Before Willie Nelson and the rest of the outlaws reinvigorated Nashville in the ’70s, country music had become a homogenized product. An artist’s output, regardless of inspiration or inclination, was routinely subjected to a “sweetening” process that made songs about losing one’s lady, job, and dog somehow more palatable. The calling cards of this process, mainly overwrought strong arrangements and choruses of background singers, fit with Willie Nelson’s musical point of view like chocolate with pickles. Though Nelson eventually moved from Nashville both geographically and artistically, his early catalogue is caked with these extraneous touches. On Naked Willie, longtime Nelson bandmate Mickey Raphael has stripped the decorations from the original compositions, leaving them more in line with the rest of Nelson’s body of work.
Though the “un-producing” process is a little disorienting at first, Raphael has largely succeeded in taking songs that seem unrelated to the rest of Nelson’s career and making them more in line with the rest of his artistic output. The vocals in particular stand out; Nelson’s voice not only sells the heartache he is writing about, but also intones each syllable for maximum effect. Whether he is singing about a lost soldier on “Jimmy’s Road” or a lost soul on Kris Kristofferson’s “Sunday Morning Coming Down,” Nelson makes his subject seem both immediate and important. Nelson’s vocals match nicely with the spare arrangement of piano and guitar, making Naked Willie more than just an interesting “what if” scenario, but a genuine reimagining of the singer’s early work.
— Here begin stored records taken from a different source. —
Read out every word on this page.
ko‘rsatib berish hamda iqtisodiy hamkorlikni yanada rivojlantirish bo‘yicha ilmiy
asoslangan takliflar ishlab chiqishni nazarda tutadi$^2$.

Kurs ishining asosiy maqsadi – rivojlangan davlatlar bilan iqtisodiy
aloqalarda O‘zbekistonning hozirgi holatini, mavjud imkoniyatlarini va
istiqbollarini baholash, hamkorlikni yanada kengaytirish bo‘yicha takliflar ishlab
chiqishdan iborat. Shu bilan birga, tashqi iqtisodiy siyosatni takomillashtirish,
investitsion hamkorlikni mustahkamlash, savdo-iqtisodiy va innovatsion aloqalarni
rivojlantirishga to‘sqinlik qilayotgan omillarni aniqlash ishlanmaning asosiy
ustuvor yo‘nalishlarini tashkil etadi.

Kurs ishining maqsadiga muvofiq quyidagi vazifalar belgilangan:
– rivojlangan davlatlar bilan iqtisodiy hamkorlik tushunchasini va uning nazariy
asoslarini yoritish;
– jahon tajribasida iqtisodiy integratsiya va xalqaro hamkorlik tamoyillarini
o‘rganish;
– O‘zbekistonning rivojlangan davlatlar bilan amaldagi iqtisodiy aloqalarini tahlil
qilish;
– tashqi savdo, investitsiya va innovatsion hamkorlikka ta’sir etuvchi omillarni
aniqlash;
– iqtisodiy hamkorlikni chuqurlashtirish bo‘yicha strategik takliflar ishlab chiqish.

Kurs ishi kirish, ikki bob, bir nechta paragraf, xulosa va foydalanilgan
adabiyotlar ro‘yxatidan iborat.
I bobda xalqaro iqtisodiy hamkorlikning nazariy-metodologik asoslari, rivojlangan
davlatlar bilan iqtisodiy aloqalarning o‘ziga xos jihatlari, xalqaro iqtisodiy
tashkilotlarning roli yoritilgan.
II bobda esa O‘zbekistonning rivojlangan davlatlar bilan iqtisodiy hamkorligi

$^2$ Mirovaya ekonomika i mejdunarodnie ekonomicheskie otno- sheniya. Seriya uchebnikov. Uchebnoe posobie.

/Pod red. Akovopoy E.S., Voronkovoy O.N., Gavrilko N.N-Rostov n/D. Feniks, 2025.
The only problem with Naked Willie is that it sells itself as a bit of revisionist history. The liner notes bemoan that Nashville tried to hammer quintessential square peg Nelson into a round hole and cites his early output as proof that he was misunderstood by the powers that be in mainstream country music. While the “un-produced” tracks on Naked Willie offer an interesting alternative to the original recordings, every step of Nelson’s career led him to become the artist he is today. If he had been able to write his own ticket from the beginning, he might never have attained the heights to which he eventually ascended. Though Naked Willie is eminently listenable and even ultimately preferable to the original recordings, the end of effect is something like a colorized movie. One can predict what might have happened, but the original has already made its mark on history.